I guess C_n is the cyclic group of order n. But still, what the OP posted doesn't make a lot of sense, e.g. what's the distinction between F and \mathbb{F}? Also, is \Re actually \mathbb{R}? (The former is the "real part" of a complex number, the latter is the set of real numbers.) And, in the last two, what is C? Finally, in what context are the direct products being taken?

 

[catcherintherye]

obviously i haven't made myself clear, i'll post the question in it's entirety...

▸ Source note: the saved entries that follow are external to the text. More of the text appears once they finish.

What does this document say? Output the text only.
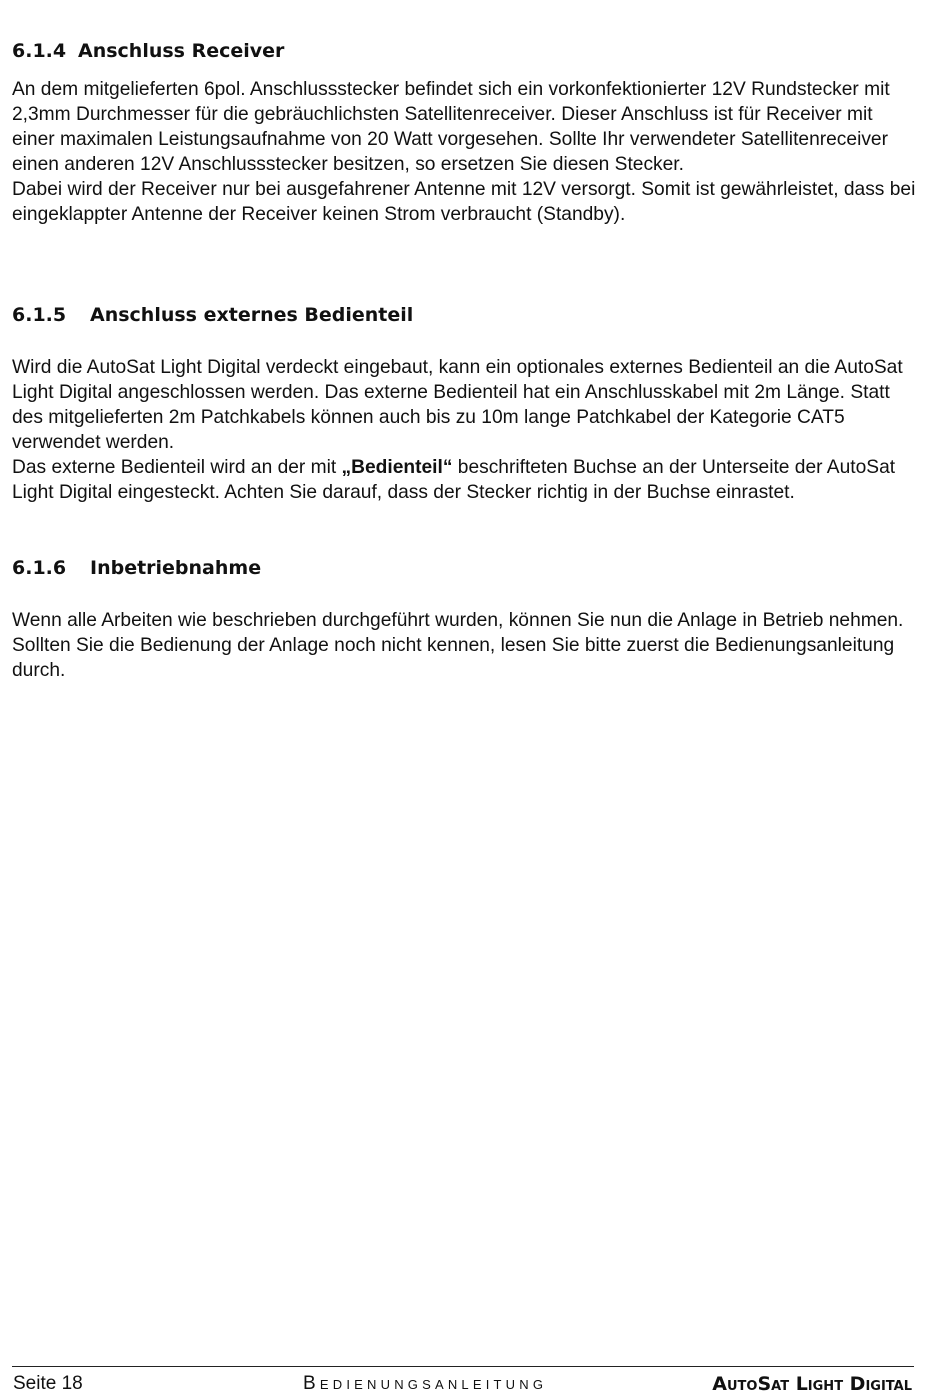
6.1.4 Anschluss Receiver

An dem mitgelieferten 6pol. Anschlussstecker befindet sich ein vorkonfektionierter 12V Rundstecker mit 2,3mm Durchmesser für die gebräuchlichsten Satellitenreceiver. Dieser Anschluss ist für Receiver mit einer maximalen Leistungsaufnahme von 20 Watt vorgesehen. Sollte Ihr verwendeter Satellitenreceiver einen anderen 12V Anschlussstecker besitzen, so ersetzen Sie diesen Stecker.

Dabei wird der Receiver nur bei ausgefahrener Antenne mit 12V versorgt. Somit ist gewährleistet, dass bei eingeklappter Antenne der Receiver keinen Strom verbraucht (Standby).

6.1.5 Anschluss externes Bedienteil

Wird die AutoSat Light Digital verdeckt eingebaut, kann ein optionales externes Bedienteil an die AutoSat Light Digital angeschlossen werden. Das externe Bedienteil hat ein Anschlusskabel mit 2m Länge. Statt des mitgelieferten 2m Patchkabels können auch bis zu 10m lange Patchkabel der Kategorie CAT5 verwendet werden.

Das externe Bedienteil wird an der mit „Bedienteil“ beschrifteten Buchse an der Unterseite der AutoSat Light Digital eingesteckt. Achten Sie darauf, dass der Stecker richtig in der Buchse einrastet.

6.1.6 Inbetriebnahme

Wenn alle Arbeiten wie beschrieben durchgeführt wurden, können Sie nun die Anlage in Betrieb nehmen. Sollten Sie die Bedienung der Anlage noch nicht kennen, lesen Sie bitte zuerst die Bedienungsanleitung durch.

Seite 18	Bedienungsanleitung	AutoSat Light Digital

Let A,B be algebras over a field F. We say that A and B are isomorphic over F written A\cong_F B when there exists a bijective ring homomorphism \varphi : A \rightarrow B which is also linear over F, i.e. satisfies \\\varphi(a\lambda) = \varphi(a) \lambda \mbox{ for all a} \in A \ \lambda \in F

show that i) F[C_2] \cong_F F \times F if 1+1 not equal 0 in F
ii) R[C_3] \cong_R R \times C

iii) \\ R[C_4] \cong_R R \times R \times C

iv) \\ R[C_6] \cong R \times R \times C \times C


here R = field of real numbers, C = field of complex numbers, F is an arbitrary field although in the question it is constrained by the given condition. Also all C_n's are cyclics and by F[C_n] we mean the group ring of C_n over F, that is the ring whose elements are linear combinations of the group elements with coefficients in F.

 

[morphism]

For some reason this problem popped into my head today, so I gave it another go and managed to solve it. There are two things we need:
(1) F[C_n] \cong_F F[x]/(x^n - 1). This can be easily proved using the evaluation homomorphism at a generator of C_n.
(2) The http://planetmath.org/encyclopedia/ChineseRemainderTheorem2.html . (The CRT is something that slipped my mind at the time.)

So now we have:
F[C_2] \cong F[x]/(x^2 - 1) \cong F[x]/(x+1) \times F[x]/(x-1) \cong F \times F

\mathbb{R}[C_3] \cong \mathbb{R}[x]/(x^3 - 1) \cong \mathbb{R}[x]/(x-1) \times \mathbb{R}[x]/(x^2 + x + 1) \cong \mathbb{R} \times \mathbb{C}

\mathbb{R}[C_4] \cong \mathbb{R}[x]/(x^4 - 1) \cong \mathbb{R}[x]/(x-1) \times \mathbb{R}[x]/(x+1) \times \mathbb{R}[x]/(x^2 + 1) \cong \mathbb{R} \times \mathbb{R} \times \mathbb{C}

\mathbb{R}[C_6] \cong \mathbb{R}[x]/(x^6 - 1) \cong \mathbb{R}[x]/(x-1) \times \mathbb{R}[x]/(x+1) \times \mathbb{R}[x]/(x^2+x+1) \times \mathbb{R}[x]/(x^2-x+1) \cong \mathbb{R} \times \mathbb{R} \times \mathbb{C} \times \mathbb{C}

Better late than never I suppose!